Vite, il est temps de rentrer à la maison.
Parmi les écoliers, se trouve le jeune Guy
Bataille. L’historien du Boulonnais, car
il s’agit bien de lui, ne connaîtra la
signification de cette rencontre incongrue
qu’après la guerre.
La
force navale de Ciliax, qui n’a jamais
rompu le silence radio, passe le Pas de
Calais. Dans les environs de Douvres, les
canons anglais trans-Manche situés à
tirent. Leurs obus tombent au hasard car ils
ne sont pas dans la possibilité de bien repérer
les objectifs : leurs conduites de tir
radio-électriques étaient-elles saturées
par les contre-mesures allemandes ? A 13h45
a lieu une attaque de vedettes
lance-torpilles qui échouent. Enfin, après
une perte de temps préjudiciable, une
escadrille de biplans Swordfish du Fleet Air
Arm intervient: tous les avions sont abattus
par la Flak allemande disposée sur les
navires ! C’est le récit de Guy Bataille
qui a déclenché l’étude digitale
d’images virtuelles quand les
illustrations d’époque sont inexistantes.
Comment
les Britanniques ont-ils pu être bernés à
ce point ? Coup de chance ? Les différents
états-majors allemands l’ont bien compris
et ont choisi une arme très efficace et
nouvelle pour épauler leurs bateaux.
Cinquante années après les faits, un
historien révèle ce qui doit être appelé
la première bataille aéronavale électronique
de l’histoire: il s’agit de Roland
Hautefeuille, bien connu pour ses travaux
sur les bunkers spéciaux pour armes de représailles.

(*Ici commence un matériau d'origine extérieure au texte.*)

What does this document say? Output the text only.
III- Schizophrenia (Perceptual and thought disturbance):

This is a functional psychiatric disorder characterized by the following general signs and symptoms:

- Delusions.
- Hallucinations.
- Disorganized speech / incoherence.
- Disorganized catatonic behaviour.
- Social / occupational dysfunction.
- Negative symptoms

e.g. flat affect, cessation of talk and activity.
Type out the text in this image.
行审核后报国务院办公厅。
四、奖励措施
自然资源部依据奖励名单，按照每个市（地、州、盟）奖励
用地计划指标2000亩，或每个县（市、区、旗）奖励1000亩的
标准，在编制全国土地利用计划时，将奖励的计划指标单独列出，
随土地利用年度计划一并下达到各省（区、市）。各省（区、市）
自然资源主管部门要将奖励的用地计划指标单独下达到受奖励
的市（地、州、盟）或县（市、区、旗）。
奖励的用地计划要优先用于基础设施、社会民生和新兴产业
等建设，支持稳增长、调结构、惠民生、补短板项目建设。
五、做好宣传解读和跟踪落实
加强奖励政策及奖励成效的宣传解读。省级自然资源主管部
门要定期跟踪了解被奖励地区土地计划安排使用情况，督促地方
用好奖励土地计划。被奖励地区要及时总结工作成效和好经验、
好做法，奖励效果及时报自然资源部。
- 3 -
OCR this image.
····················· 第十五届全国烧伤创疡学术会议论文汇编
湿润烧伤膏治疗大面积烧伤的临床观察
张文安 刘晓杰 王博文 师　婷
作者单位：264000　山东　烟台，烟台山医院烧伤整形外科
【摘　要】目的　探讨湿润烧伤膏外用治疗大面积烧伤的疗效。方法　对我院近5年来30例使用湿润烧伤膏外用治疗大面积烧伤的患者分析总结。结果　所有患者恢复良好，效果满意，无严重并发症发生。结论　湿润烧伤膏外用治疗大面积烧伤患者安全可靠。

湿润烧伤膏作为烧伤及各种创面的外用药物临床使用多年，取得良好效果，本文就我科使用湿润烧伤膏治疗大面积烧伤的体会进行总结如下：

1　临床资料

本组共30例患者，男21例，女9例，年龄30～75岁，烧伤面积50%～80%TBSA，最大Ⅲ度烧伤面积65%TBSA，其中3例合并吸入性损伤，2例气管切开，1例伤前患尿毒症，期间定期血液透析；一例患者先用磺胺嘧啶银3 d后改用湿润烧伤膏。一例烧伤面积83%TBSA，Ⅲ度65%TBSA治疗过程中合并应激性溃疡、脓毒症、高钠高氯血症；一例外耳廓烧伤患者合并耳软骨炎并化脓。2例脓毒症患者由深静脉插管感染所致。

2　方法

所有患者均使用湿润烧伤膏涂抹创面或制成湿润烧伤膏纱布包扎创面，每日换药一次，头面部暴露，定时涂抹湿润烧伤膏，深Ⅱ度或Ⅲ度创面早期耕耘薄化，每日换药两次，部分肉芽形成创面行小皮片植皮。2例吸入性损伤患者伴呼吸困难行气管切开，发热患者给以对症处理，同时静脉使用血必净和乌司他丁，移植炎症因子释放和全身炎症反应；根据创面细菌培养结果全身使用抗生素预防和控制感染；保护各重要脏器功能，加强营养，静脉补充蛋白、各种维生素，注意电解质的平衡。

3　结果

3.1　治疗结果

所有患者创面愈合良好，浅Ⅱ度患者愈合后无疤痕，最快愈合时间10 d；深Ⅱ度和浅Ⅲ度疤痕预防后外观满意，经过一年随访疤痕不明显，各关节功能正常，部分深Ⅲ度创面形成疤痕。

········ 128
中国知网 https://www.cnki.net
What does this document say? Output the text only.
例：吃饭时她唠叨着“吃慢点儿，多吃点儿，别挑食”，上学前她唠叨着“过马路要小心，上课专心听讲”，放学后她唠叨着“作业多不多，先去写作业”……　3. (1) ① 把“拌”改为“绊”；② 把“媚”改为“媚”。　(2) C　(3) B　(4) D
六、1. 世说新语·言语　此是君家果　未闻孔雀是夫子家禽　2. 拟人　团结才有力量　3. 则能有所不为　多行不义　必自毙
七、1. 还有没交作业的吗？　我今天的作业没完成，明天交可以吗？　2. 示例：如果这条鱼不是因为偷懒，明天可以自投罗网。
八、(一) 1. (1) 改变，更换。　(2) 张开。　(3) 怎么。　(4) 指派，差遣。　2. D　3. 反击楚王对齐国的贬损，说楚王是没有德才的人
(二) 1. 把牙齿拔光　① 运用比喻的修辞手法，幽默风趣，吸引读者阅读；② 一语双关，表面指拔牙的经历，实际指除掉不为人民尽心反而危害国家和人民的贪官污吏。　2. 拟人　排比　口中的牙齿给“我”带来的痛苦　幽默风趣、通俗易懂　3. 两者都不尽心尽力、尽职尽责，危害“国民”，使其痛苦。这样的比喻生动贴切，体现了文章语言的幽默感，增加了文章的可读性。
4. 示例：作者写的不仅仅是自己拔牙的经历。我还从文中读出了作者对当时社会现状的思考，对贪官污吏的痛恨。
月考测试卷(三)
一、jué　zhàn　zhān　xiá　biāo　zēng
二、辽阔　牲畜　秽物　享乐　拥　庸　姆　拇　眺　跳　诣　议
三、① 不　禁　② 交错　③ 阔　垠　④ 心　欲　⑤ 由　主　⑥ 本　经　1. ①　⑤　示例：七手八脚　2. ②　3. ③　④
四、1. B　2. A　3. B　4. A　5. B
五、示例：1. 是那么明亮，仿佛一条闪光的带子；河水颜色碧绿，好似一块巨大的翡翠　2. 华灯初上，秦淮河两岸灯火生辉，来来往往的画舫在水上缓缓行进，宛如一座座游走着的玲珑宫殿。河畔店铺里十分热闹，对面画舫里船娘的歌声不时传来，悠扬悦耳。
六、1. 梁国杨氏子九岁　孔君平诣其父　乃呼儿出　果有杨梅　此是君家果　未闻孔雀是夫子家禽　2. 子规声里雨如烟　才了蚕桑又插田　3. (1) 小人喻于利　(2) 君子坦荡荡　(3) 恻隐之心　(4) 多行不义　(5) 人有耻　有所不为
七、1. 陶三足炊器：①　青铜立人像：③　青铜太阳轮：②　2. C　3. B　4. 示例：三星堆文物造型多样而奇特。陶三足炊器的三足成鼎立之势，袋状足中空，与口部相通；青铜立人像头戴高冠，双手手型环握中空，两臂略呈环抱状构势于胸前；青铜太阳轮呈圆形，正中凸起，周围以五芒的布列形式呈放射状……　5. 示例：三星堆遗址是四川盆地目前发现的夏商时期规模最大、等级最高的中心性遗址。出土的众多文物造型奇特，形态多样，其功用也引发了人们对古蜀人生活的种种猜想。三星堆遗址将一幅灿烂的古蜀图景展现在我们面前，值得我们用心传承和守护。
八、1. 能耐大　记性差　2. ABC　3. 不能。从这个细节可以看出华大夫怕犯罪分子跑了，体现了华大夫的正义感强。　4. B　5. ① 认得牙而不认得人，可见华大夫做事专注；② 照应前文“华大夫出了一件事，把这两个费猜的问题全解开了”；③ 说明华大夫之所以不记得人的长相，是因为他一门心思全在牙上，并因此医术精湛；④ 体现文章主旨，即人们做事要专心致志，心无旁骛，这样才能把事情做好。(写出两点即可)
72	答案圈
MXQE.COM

Tout d’abord, il faut savoir qu’en matière
de « radar », les Anglais et les Allemands
sont quasiment à égalité, du moins dans
la première partie du conflit. Cet appareil
de détection se divise en deux grandes
familles: ceux qui pointent vers l’ennemi
pour le repérer (actifs) et les autres qui
surveillent leurs émissions pour estimer
l’activité (passifs). Pour éviter le repérage,
aucun des navires n’utilise ses appareils.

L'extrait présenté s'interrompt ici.